La difficoltà degli storici nel dare una spiegazione esaustiva al massacro deriva dalla carenza di fonti contemporanee alla strage e dalle distorsioni evidenti che esse comunque riportano, a beneficio dei rispettivi autori e dei loro partiti. Gli scrittori protestanti non esitarono a esagerare i numeri dei morti e trasformare l'evento come l'esito di intolleranza religiosa. Da parte cattolica, i protagonisti cercano di discolparsi accusando l'un l'altro, come avvenne per il maresciallo di Saulx-Tavannes o della regina Margherita di Valois, che sosteneva di non averne nemmeno avuto sentore. Altri, come Jacques-Auguste de Thou, cercarono di ricostruire quello che avvenne solo qualche decennio più tardi, ma non riuscirono ad andare oltre le polemiche.

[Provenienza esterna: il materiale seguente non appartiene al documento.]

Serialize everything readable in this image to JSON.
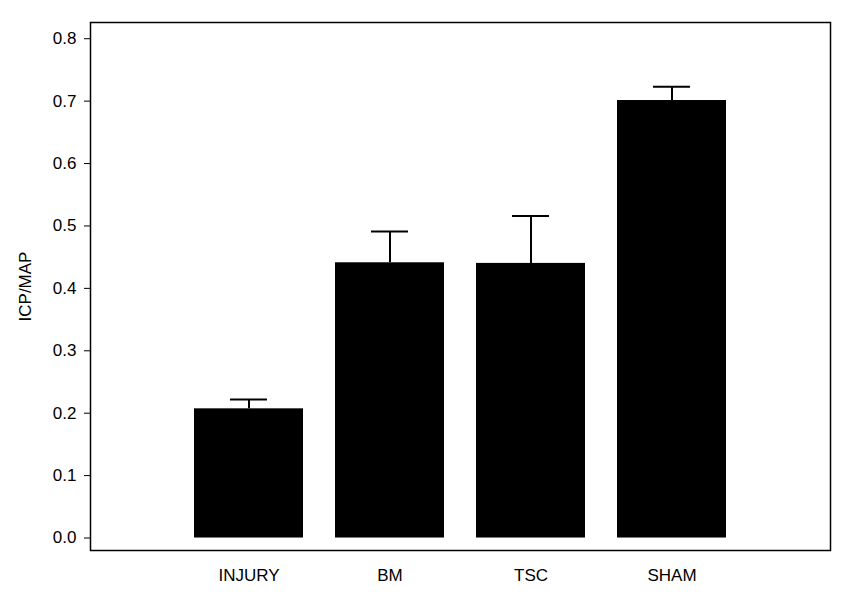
{
  "chart_data": {
    "type": "bar",
    "y_label": "ICP/MAP",
    "categories": [
      "INJURY",
      "BM",
      "TSC",
      "SHAM"
    ],
    "values": [
      0.207,
      0.441,
      0.44,
      0.701
    ],
    "errors": [
      0.015,
      0.05,
      0.076,
      0.022
    ],
    "color": "#000000",
    "ylim": [
      -0.02,
      0.826
    ],
    "yticks": [
      {
        "value": 0,
        "label": "0.0"
      },
      {
        "value": 0.1,
        "label": "0.1"
      },
      {
        "value": 0.2,
        "label": "0.2"
      },
      {
        "value": 0.3,
        "label": "0.3"
      },
      {
        "value": 0.4,
        "label": "0.4"
      },
      {
        "value": 0.5,
        "label": "0.5"
      },
      {
        "value": 0.6,
        "label": "0.6"
      },
      {
        "value": 0.7,
        "label": "0.7"
      },
      {
        "value": 0.8,
        "label": "0.8"
      }
    ],
    "grid": false
  }
}
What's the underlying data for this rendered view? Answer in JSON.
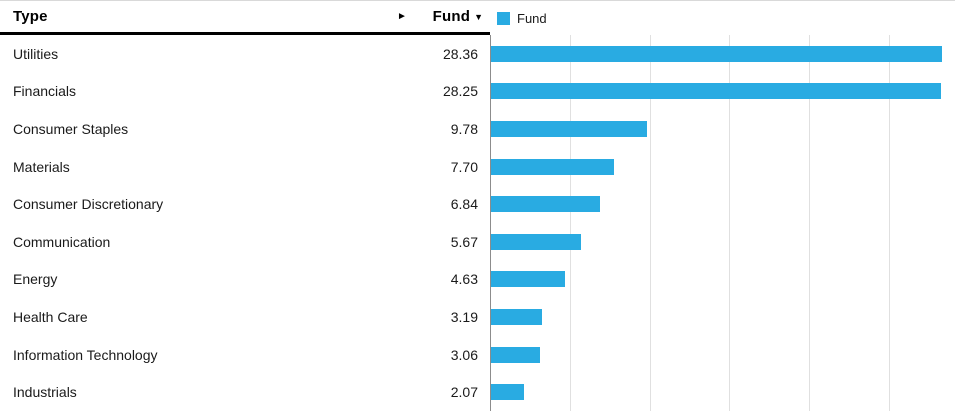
{
  "widget": {
    "columns": {
      "type_label": "Type",
      "fund_label": "Fund",
      "sort_indicator": "▼",
      "expand_arrow": "►"
    },
    "rows": [
      {
        "type": "Utilities",
        "fund": "28.36"
      },
      {
        "type": "Financials",
        "fund": "28.25"
      },
      {
        "type": "Consumer Staples",
        "fund": "9.78"
      },
      {
        "type": "Materials",
        "fund": "7.70"
      },
      {
        "type": "Consumer Discretionary",
        "fund": "6.84"
      },
      {
        "type": "Communication",
        "fund": "5.67"
      },
      {
        "type": "Energy",
        "fund": "4.63"
      },
      {
        "type": "Health Care",
        "fund": "3.19"
      },
      {
        "type": "Information Technology",
        "fund": "3.06"
      },
      {
        "type": "Industrials",
        "fund": "2.07"
      }
    ]
  },
  "legend": {
    "label": "Fund",
    "color": "#29abe2"
  },
  "colors": {
    "bar": "#29abe2",
    "gridline": "#e0e0e0",
    "axis": "#8c8c8c",
    "header_border": "#000000",
    "text": "#1a1a1a"
  },
  "chart_data": {
    "type": "bar",
    "orientation": "horizontal",
    "title": "",
    "xlabel": "",
    "ylabel": "Type",
    "series_name": "Fund",
    "categories": [
      "Utilities",
      "Financials",
      "Consumer Staples",
      "Materials",
      "Consumer Discretionary",
      "Communication",
      "Energy",
      "Health Care",
      "Information Technology",
      "Industrials"
    ],
    "values": [
      28.36,
      28.25,
      9.78,
      7.7,
      6.84,
      5.67,
      4.63,
      3.19,
      3.06,
      2.07
    ],
    "xlim": [
      0,
      29.15
    ],
    "gridline_step": 5,
    "grid": true,
    "legend_position": "top",
    "bar_color": "#29abe2"
  }
}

Rivendicando alcuni giorni dopo la paternità della strage, di fronte alla posterità Carlo IX ne divenne il principale responsabile. La tradizione popolare scelse perlopiù di interpretare la strage considerandone solo l'aspetto religioso. Al tempo della rivoluzione francese, in un'epoca di tentativo di scristianizzazione, il fanatismo cattolico emblema del massacro di San Bartolomeo fu stigmatizzato e il dramma teatrale Charles IX ou la Saint Barthélemy di Marie-Joseph Chénier (1790) ebbe un grande successo.
Ancora nel XIX secolo, Alexandre Dumas continuò la tradizione nel suo romanzo La regina Margot, narrando la machiavellica premeditazione del massacro per opera di Carlo IX e della regina madre, che avrebbero organizzato il matrimonio di Margherita solo per uccidere gli ugonotti, al culmine di una serie di delitti precedenti.
Se nell'ultimo secolo gli storici separano l'esecuzione dei capi protestanti dal massacro popolare propriamente detto, essi dibattono ancora sulle responsabilità della famiglia reale. Il problema è di trovare il grado del loro coinvolgimento nell'organizzazione del massacro.